Power—not in the sense of control, but in influence. Coaches have the ability to shape belief. They can help a player see something in themselves that they didn’t yet recognize, or just as easily, diminish that belief through careless words or misplaced priorities. A coach’s voice often becomes the internal voice of their players. The way they respond to adversity, effort, failure, and success quietly defines how their athletes will begin to interpret those same experiences in their own lives.
Platform—because athletes are always watching. Every action communicates. Every standard reinforces something. Players don’t just hear what a coach says; they absorb what a coach emphasizes, tolerates, and models. The platform of coaching extends far beyond practices and games—it lives in the culture that is built daily. What gets celebrated? What gets corrected? What gets ignored? These decisions form the foundation of what a program truly stands for.
Position—because of proximity and timing. Coaches are given consistent, meaningful access to individuals during some of the most formative years of their lives. Few roles offer that level of repeated interaction, accountability, and trust. In many cases, a coach may be one of the most influential authority figures a young person encounters. That position carries weight—whether it is fully recognized or not.
What makes this responsibility both powerful and humbling is how transformation actually happens. Rarely is it found in one defining moment. It unfolds slowly, almost invisibly, through accumulation. “Player by player, team by team, teachable moment by teachable moment.”
It’s in the response after a tough loss—does the coach model blame or ownership?
It’s in the correction during practice—does the coach attack the mistake or teach through it?
It’s in the handling of success—does the coach reinforce humility and process, or allow entitlement to creep in?
It’s in the everyday interactions—the tone, the consistency, the standards, the follow-through.
These micro-moments compound. Over time, they shape how players think, how they respond, and ultimately, who they become.
This is where coaching transcends sport. Because the lessons learned are rarely about the game itself. They are about discipline, resilience, accountability, teamwork, and identity. They are about how to handle pressure, how to navigate failure, how to lead, and how to serve something bigger than oneself.
And those lessons don’t stay within the lines of the court or field.
They carry forward.
A player leaves the program, but they take the experience with them—into their career, their relationships, their families, and their communities. The standard a coach set becomes the standard they operate by. The belief a coach instilled becomes the belief they carry into challenges. The way a coach treated them often becomes the way they treat others.
This is how coaching becomes a force for both individual and social transformation.

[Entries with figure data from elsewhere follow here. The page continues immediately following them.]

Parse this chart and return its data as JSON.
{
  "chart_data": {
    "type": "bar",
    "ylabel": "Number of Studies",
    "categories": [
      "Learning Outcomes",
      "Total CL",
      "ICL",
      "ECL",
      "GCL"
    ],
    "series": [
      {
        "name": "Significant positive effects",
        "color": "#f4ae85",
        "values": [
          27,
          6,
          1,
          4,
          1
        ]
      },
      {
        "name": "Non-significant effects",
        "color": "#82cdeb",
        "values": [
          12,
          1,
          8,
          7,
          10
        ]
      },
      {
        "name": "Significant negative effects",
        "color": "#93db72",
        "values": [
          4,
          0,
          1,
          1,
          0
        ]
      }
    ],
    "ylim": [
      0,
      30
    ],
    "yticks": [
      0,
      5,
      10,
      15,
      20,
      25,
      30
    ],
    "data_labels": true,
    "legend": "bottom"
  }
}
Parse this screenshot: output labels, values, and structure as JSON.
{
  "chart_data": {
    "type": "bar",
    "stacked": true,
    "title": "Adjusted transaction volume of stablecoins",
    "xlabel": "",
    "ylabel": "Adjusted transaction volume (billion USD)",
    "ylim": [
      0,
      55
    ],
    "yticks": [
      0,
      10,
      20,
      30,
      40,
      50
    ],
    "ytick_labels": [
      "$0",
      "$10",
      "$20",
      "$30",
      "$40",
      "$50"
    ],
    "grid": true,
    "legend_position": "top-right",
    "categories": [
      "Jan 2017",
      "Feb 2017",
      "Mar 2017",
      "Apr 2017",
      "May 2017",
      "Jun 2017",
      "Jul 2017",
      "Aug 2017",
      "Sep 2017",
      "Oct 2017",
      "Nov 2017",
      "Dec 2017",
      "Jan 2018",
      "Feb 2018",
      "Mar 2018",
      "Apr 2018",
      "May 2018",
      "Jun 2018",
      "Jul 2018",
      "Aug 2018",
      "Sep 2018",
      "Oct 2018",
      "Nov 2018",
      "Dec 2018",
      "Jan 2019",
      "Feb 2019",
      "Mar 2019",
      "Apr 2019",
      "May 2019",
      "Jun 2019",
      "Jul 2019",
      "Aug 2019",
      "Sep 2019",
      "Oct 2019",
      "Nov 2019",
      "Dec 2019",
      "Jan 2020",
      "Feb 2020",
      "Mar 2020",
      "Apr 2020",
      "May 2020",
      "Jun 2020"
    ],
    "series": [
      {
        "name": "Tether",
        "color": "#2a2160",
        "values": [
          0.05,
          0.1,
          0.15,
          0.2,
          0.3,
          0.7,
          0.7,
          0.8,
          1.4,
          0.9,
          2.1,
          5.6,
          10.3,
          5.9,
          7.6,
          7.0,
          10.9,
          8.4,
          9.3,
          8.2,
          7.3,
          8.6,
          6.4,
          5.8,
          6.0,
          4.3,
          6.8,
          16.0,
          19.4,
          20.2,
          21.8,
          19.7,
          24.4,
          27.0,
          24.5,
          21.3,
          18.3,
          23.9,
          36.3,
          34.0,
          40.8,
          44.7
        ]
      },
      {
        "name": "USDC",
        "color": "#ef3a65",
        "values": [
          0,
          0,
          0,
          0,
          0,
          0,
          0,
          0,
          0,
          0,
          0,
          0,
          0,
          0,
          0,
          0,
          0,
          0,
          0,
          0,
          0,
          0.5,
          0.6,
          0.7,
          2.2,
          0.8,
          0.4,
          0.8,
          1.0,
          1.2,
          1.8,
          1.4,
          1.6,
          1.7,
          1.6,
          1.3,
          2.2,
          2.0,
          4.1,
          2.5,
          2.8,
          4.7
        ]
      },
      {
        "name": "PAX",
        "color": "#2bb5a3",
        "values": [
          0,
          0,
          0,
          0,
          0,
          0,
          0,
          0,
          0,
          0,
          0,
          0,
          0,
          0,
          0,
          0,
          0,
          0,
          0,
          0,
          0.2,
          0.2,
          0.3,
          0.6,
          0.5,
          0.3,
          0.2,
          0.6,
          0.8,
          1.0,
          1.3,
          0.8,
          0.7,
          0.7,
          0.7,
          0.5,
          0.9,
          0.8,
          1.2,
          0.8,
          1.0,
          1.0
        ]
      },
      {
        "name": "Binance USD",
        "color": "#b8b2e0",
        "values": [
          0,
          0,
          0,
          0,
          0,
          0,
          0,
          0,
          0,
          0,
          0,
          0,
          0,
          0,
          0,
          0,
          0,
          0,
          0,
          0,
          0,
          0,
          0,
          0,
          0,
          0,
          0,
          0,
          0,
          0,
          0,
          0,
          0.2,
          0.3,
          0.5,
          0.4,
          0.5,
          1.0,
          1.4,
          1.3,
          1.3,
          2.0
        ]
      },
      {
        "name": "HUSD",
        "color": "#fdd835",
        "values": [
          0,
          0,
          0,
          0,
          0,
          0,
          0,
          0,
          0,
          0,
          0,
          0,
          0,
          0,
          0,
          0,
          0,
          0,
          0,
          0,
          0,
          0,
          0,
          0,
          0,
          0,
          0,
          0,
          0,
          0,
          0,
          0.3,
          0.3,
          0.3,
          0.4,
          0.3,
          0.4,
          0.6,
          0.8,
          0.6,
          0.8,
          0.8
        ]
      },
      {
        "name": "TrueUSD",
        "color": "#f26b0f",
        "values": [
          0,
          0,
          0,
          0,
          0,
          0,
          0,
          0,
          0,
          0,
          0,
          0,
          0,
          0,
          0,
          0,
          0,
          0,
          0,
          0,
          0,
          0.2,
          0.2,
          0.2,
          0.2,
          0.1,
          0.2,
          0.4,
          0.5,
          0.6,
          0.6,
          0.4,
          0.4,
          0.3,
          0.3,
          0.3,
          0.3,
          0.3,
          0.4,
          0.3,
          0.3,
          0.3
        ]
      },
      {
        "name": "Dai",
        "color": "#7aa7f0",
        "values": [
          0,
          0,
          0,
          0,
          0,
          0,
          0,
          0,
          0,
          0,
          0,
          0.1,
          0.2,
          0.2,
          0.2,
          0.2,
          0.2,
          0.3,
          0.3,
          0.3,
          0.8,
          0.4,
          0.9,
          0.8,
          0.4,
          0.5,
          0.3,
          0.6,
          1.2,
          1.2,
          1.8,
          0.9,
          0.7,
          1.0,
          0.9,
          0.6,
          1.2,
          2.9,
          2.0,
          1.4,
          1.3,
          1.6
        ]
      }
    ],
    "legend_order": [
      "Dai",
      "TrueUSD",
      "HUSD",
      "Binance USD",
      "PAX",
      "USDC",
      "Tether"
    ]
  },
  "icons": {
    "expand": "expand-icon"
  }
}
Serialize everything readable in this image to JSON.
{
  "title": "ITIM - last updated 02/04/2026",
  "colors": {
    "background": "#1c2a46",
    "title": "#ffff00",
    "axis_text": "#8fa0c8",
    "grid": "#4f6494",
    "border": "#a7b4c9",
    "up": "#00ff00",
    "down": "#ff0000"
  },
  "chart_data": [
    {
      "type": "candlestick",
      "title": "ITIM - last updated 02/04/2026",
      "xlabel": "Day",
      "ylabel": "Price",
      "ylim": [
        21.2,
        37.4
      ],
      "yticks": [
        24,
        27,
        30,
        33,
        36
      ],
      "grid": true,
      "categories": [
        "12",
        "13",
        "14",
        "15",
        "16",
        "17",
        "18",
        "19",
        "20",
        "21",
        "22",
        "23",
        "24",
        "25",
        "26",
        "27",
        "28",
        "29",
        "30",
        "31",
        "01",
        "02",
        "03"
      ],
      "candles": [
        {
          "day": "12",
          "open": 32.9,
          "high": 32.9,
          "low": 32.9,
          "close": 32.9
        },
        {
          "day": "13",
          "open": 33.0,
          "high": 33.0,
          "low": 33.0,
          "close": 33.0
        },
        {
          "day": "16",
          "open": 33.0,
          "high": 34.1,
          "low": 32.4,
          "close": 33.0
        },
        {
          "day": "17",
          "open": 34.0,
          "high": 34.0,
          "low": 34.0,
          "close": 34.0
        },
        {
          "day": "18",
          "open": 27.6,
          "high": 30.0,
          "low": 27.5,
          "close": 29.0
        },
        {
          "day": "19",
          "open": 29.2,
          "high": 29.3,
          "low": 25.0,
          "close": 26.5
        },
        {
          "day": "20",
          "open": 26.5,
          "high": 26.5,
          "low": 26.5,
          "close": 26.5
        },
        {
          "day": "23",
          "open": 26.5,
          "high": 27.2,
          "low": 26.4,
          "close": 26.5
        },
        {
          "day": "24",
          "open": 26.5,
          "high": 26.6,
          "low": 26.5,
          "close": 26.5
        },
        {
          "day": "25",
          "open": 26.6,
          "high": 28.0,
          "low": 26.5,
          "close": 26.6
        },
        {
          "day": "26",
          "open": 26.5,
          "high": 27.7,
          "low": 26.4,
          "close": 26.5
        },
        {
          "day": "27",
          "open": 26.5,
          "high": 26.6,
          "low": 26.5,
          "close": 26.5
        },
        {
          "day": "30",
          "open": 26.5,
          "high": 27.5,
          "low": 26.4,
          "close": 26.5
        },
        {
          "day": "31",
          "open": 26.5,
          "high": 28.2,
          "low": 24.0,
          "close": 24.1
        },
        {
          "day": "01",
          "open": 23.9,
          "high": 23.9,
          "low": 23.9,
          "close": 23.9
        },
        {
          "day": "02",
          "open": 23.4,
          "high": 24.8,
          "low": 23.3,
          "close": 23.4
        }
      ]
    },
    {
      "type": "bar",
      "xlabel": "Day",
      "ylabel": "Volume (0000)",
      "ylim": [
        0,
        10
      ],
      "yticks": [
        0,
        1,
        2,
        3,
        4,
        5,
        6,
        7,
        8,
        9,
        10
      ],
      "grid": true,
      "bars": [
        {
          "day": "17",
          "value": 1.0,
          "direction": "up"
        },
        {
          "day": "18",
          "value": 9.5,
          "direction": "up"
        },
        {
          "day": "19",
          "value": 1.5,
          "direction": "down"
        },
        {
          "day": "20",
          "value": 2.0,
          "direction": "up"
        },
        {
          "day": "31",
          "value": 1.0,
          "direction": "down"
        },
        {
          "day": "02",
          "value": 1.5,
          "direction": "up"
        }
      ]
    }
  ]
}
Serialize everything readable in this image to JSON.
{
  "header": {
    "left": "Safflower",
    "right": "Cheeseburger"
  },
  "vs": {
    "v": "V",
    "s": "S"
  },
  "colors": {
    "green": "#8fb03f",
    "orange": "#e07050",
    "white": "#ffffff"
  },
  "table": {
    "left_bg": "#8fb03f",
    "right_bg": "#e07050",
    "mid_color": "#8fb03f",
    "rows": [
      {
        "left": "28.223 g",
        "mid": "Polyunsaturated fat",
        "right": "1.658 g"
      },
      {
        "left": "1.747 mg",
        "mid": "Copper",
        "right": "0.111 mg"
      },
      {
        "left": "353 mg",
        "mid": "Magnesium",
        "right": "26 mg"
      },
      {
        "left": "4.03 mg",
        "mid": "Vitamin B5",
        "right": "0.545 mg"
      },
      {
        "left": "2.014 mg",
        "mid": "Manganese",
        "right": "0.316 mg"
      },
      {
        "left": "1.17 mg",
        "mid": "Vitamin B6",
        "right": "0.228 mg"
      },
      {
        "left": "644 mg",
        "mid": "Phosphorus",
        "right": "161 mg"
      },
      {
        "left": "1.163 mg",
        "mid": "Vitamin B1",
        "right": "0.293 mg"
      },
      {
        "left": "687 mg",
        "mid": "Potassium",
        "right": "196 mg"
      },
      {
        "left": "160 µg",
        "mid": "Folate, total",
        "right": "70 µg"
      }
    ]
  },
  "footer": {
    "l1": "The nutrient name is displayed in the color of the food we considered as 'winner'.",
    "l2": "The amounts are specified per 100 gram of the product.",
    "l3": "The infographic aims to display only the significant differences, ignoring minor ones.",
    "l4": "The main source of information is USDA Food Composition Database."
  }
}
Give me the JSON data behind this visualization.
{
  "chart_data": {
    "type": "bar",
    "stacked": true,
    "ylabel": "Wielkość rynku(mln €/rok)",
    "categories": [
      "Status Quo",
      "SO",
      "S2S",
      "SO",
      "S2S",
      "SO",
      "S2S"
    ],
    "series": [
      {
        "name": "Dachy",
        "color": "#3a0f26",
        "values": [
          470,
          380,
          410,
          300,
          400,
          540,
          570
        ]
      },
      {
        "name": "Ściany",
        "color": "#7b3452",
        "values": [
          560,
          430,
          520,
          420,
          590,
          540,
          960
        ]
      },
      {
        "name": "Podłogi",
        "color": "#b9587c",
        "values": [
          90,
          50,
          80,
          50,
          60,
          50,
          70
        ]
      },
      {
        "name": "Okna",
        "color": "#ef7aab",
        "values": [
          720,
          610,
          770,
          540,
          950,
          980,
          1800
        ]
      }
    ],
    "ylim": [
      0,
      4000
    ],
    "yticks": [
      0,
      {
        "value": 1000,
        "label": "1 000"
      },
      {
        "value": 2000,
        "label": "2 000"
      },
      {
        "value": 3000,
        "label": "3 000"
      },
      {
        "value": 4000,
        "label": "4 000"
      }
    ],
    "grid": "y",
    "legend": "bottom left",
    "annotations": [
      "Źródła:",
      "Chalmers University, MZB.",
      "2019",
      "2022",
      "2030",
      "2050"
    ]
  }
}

Not through grand gestures, but through daily intentionality.
Not through isolated impact, but through multiplied influence.
Each player impacted becomes someone who can impact others. Each team culture becomes a model that extends beyond itself. Over time, the ripple effect of intentional coaching can reach far beyond what is ever seen or measured.
That’s what makes coaching such a significant platform—and such a serious responsibility.
Because the question is not whether coaches have influence. They do.
The question is whether they are intentional with it.
Are they building something that lasts, or just something that wins?
Are they developing complete people, or just skilled performers?
Are they using their platform to elevate, or simply to instruct?
In the end, the legacy of a coach will not be defined solely by banners or records, but by people. By who their players became. By what they carried forward. By how they, in turn, impacted others.
And when viewed through that lens, every practice, every conversation, every correction, every moment becomes significant.
Because coaching, at its best, is never just about the game.
It is about transformation—one moment at a time.